Égypte : l’intégration économique de l’informel a commencé

[Africa Diligence] Il y a quelques mois, Abdel-Hassib, un maçon de 34, père de trois enfants, est tombé des échafaudages et s’est cassé une jambe et deux bras. Il n’a reçu de son employeur que la paye de son dernier jour de travail. En réponse à ce type de mésaventure, le Caire a décidé d’étendre l’assurance médicale aux travailleurs du secteur informel. Une révolution pyramidale.

Les collègues d’Abdel-Hassib se sont cotisés et ont réussi à lui collecter une petite somme de 350 L.E. Quelques jours plus tard, l’homme est décédé. Sa veuve, vendeuse de légumes, a dû obliger son fils aîné à abandonner le collège pour l’aider à entretenir la famille.

Le cas d’Abdel-Hassib n’est pas exceptionnel. Il faisait partie d’un secteur informel qui rassemble toutes sortes d’activités économiques et qui échappe aux régulations de l’État.

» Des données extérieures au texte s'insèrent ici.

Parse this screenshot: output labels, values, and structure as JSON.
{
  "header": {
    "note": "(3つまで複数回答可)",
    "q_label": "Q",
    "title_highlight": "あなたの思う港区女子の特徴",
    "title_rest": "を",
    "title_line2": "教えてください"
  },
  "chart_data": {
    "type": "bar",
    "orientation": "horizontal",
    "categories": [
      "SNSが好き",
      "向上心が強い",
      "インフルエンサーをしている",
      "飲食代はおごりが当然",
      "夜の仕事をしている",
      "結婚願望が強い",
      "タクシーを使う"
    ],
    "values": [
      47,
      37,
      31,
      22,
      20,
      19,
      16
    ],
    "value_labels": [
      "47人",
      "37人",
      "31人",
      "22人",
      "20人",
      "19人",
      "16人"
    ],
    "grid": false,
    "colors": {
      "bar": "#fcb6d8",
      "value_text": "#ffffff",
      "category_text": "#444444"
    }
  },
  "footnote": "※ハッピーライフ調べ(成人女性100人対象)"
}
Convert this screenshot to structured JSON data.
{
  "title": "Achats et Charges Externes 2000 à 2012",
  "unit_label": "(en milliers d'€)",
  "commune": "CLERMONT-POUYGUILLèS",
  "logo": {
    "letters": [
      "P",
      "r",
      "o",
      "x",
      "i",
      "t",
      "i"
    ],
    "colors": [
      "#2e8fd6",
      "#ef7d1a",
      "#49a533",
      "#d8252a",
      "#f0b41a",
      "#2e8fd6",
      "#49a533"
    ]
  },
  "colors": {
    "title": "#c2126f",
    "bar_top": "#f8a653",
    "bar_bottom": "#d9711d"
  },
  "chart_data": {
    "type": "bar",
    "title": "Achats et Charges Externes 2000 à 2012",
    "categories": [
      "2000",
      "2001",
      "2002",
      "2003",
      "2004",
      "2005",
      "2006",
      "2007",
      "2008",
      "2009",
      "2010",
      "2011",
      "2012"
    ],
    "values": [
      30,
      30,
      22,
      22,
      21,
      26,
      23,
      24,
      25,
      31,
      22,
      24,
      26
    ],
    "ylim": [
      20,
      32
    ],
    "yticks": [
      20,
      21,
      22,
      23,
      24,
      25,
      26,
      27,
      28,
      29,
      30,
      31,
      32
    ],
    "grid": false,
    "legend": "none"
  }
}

En Égypte, comme dans une bonne partie du continent, il regroupe des paysans, des pêcheurs, des artisans, ainsi que la quasi-totalité des femmes de ménage, des vendeurs, des chauffeurs… Mais c’est à la campagne que leur situation est la plus difficile, surtout parmi les agriculteurs.

La majorité des citoyens démunis appartiennent à ce segment où les hommes sont plus nombreux que les femmes. « Le secteur informel a pris de l’ampleur au cours des dernières années parce qu’il fonctionne comme une éponge qui absorbe les chômeurs », estime Samir Radwan, économiste et ex-ministre des Finances.Une étude réalisée par le Centre américain des projets privés internationaux (CIPE) affirme que ce secteur représente entre 40 et 60 % du PIB de l’Égypte.

Selon d’autres estimations, le secteur informel concerne au moins 60 % des 27 millions de travailleurs que compte l’Égypte et 70 % des salariés du secteur privé qui n’ont pas de statut légal et vivent tout comme les journaliers, dans l’incertitude du lendemain. Pour eux, la précarité signifie l’absence de salaire minimum, de pension de retraite, de congé payé, d’allocation maternité, de compensation salariale en cas d’absence pour maladie, d’assurance médicale et de protection syndicale.

« Un sondage effectué en 2005 a indiqué que la plus grande partie des travailleurs informels appartient au secteur des services et que le secteur industriel n’en représente qu’une petite partie », indique l’ex-ministre, Samir Radwan. Les estimations officielles réduisent ce chiffre à 35 % des citoyens en âge de travail.

L’une des raisons de ce phénomène serait l’incapacité du gouvernement de répondre aux besoins fondamentaux des citoyens démunis et de lutter contre le chômage. Mais l’existence de cette importante économie souterraine est aussi due à la difficulté de l’accès au marché officiel du travail, à la bureaucratie et à la pression fiscale qui pousse les employeurs à fuir les impôts, en privant leurs employés d’un contrat de travail. Même les grandes entreprises recrutent près d’un quart de leurs salariés comme travailleurs saisonniers. Ces derniers subissent les effets du secteur informel.

« Le problème n’est pas celui des travailleurs, mais celui des directions des entreprises. Et le gouvernement se range toujours du côté des hommes d’affaires », explique Dalia Moussa, spécialiste du dossier des travailleurs au Centre égyptien des droits économiques et sociaux. En effet, la décision du gouvernement d’étendre l’assurance médicale aux travailleurs informels a pour objectif de cerner ce secteur en vue de son intégration économique. La nouvelle Constitution, adoptée en 2014, stipule que l’État accorde une attention particulière aux petites et moyennes entreprises et veille à l’intégration du secteur informel.

Pour y parvenir, Mohamad Trabolsi, expert à l’Organisation Internationale du Travail (OIT), suggère de commencer par intégrer les travailleurs du secteur informel dans les syndicats et des unions de travailleurs où ils pourraient bénéficier des systèmes d’assurance et de prestations. Cependant, il se trouve que les syndicats égyptiens sont extrêmement limités dans leurs moyens et ne peuvent pas assurer aux nouveaux venus de telles garanties. Sans parler de l’incapacité des travailleurs du secteur informel à s’organiser.

Samir Radwan suggère, pour sa part, d’essayer des solutions qui ont réussi dans d’autres pays. Certains Etats africains comme le Mali et le Burkina Faso ont sollicité la Banque Mondiale (BM) et le Fonds Monétaire International (FMI) pour dispenser des stages de formation aux travailleurs informels, pour les initier aux notions de la gestion, de concurrence et d’économie de marché, dans une démarche préalable à l’intégration de leurs activités dans les stratégies du développement. La stratégie du Caire dans ce dossier attend d’être clairement définie.